Humphries was nominated four times for a British Academy Television Award (BAFTA TV), all in the Best Light Entertainment Performance category:
- 1981: An Audience with Dame Edna Everage
- 1987: The Dame Edna Experience
- 1988: One More Audience with Dame Edna
- 1990: The Dame Edna Experience

He received national honours in Australia and the United Kingdom:
- 1982: Officer of the Order of Australia (AO) for "services to the theatre" (Queen's Birthday Honours, Australian List)

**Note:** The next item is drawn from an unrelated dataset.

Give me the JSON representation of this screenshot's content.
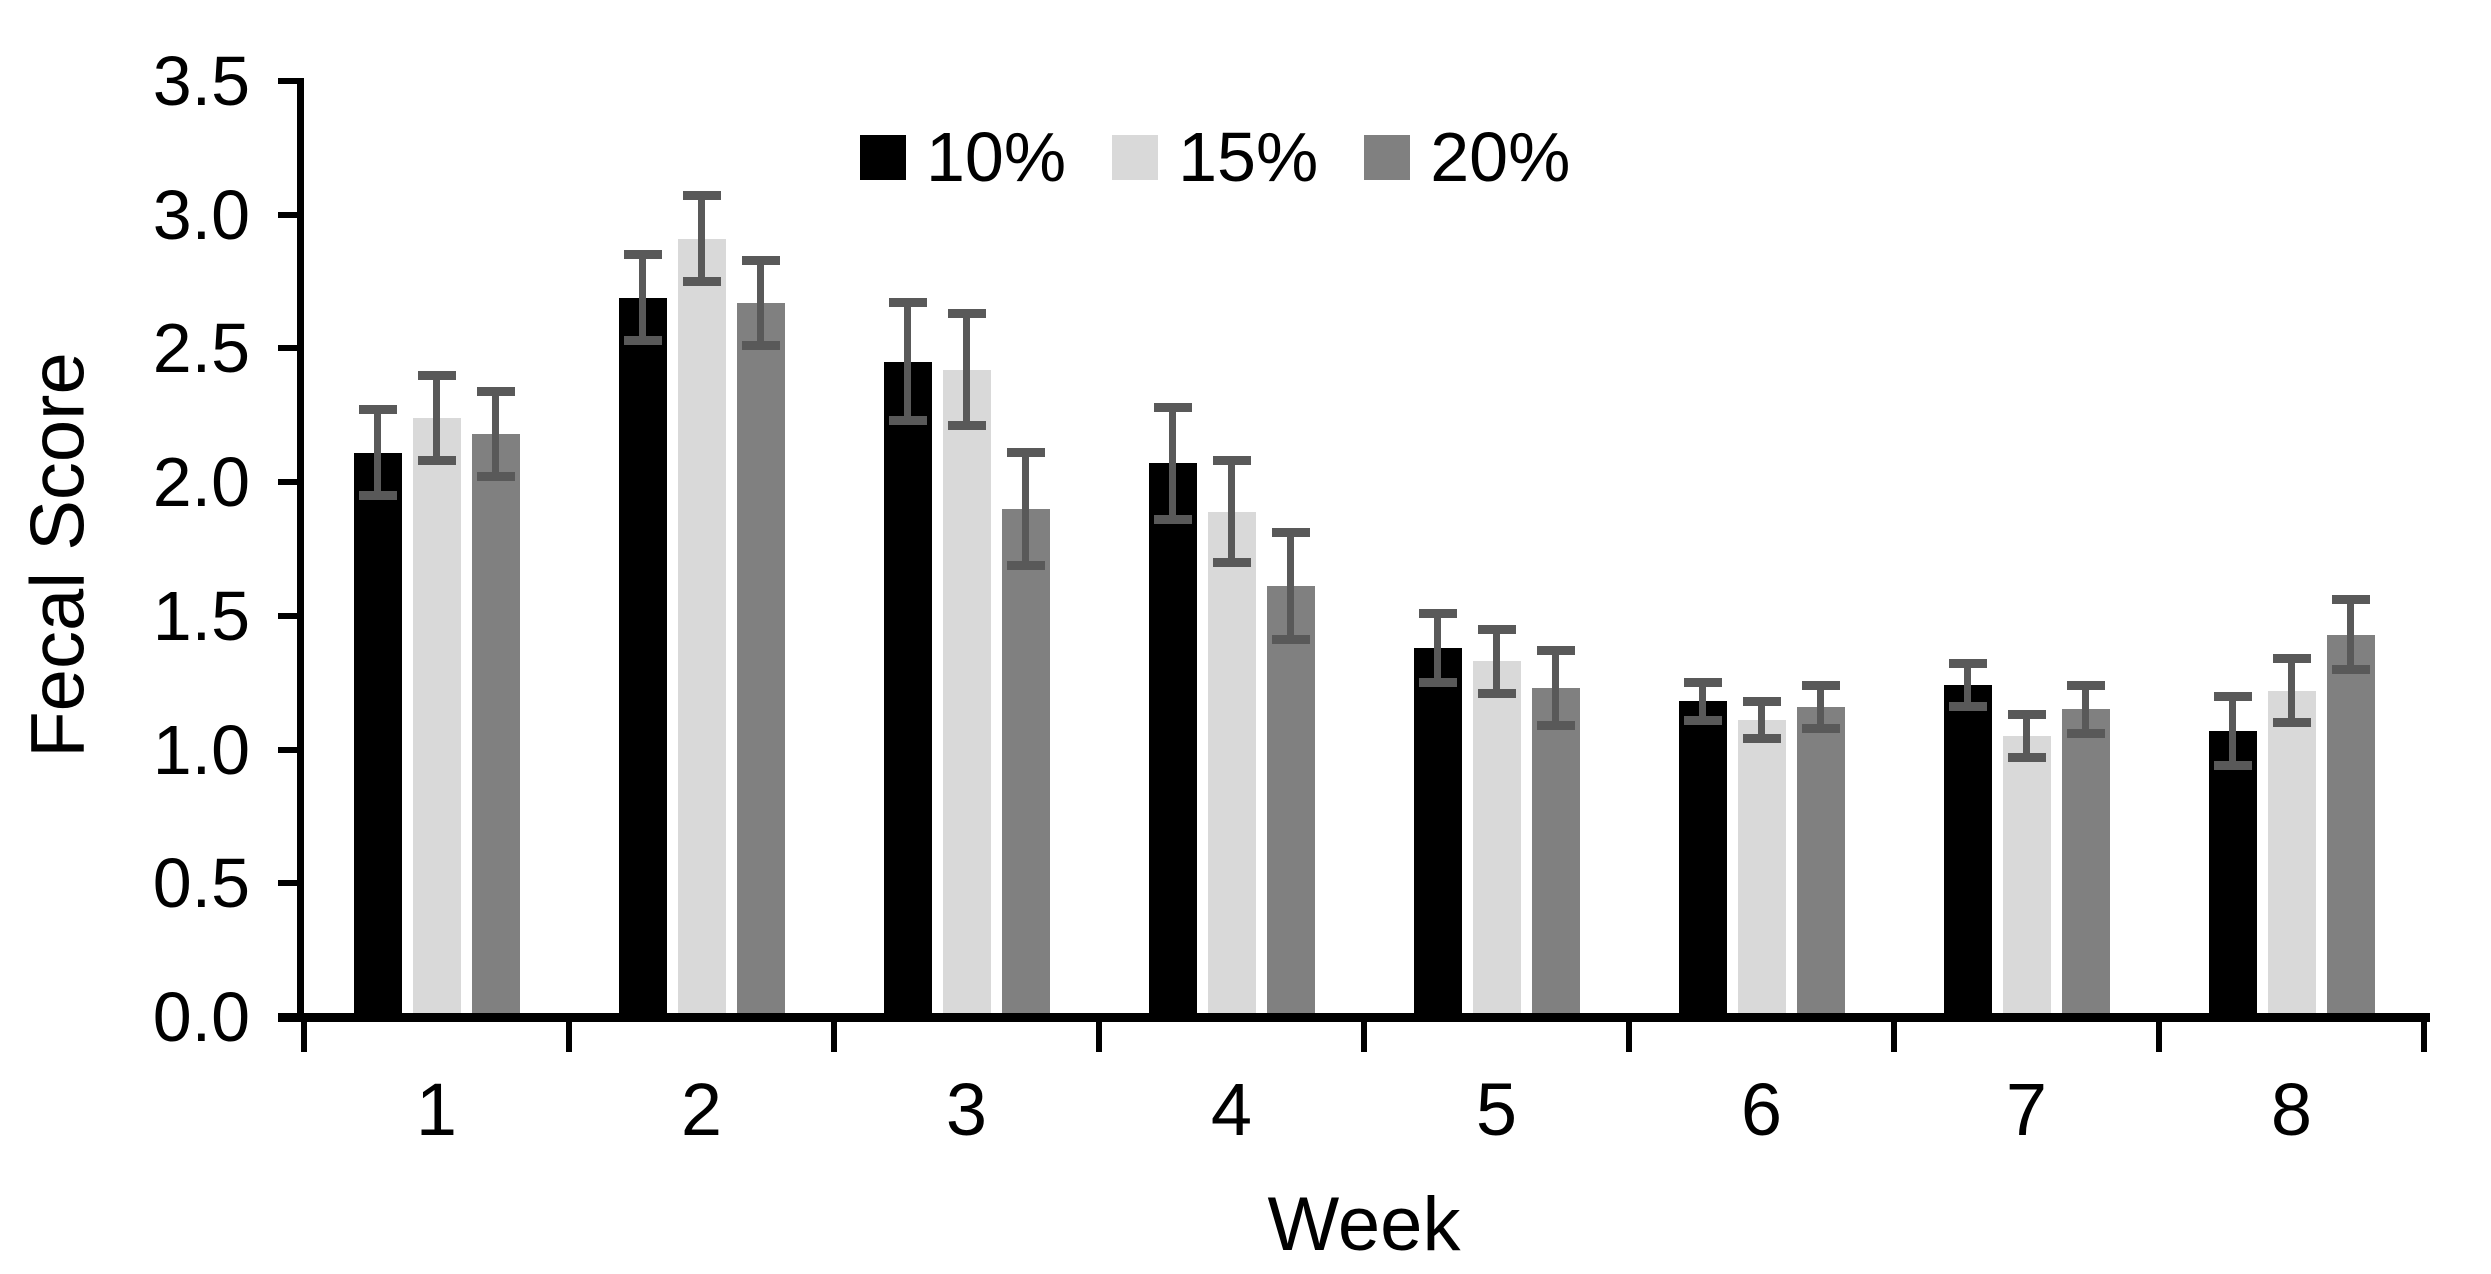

- 1982: Granted a coat of arms by the College of Arms with a shield bearing crossed gladioli and the Sydney Opera House, supported by a shark and a possum both wearing butterfly glasses, along with other symbolism containing a funnel-web spider and a blowfly. His motto is "I share and I care".
- 2001: Centenary Medal for service to Australian society through acting and writing
- 2007: Commander of the Order of the British Empire (CBE) for "services to entertainment" (Queen's Birthday Honours, UK List)
- 2023: Posthumously appointed as a Companion of the Order of Australia in the 2023 King's Birthday Honours for "eminent service to the arts as a comedian, actor, author, satirist and entertainer, to the promotion of Australian culture, and as a patron of organisations".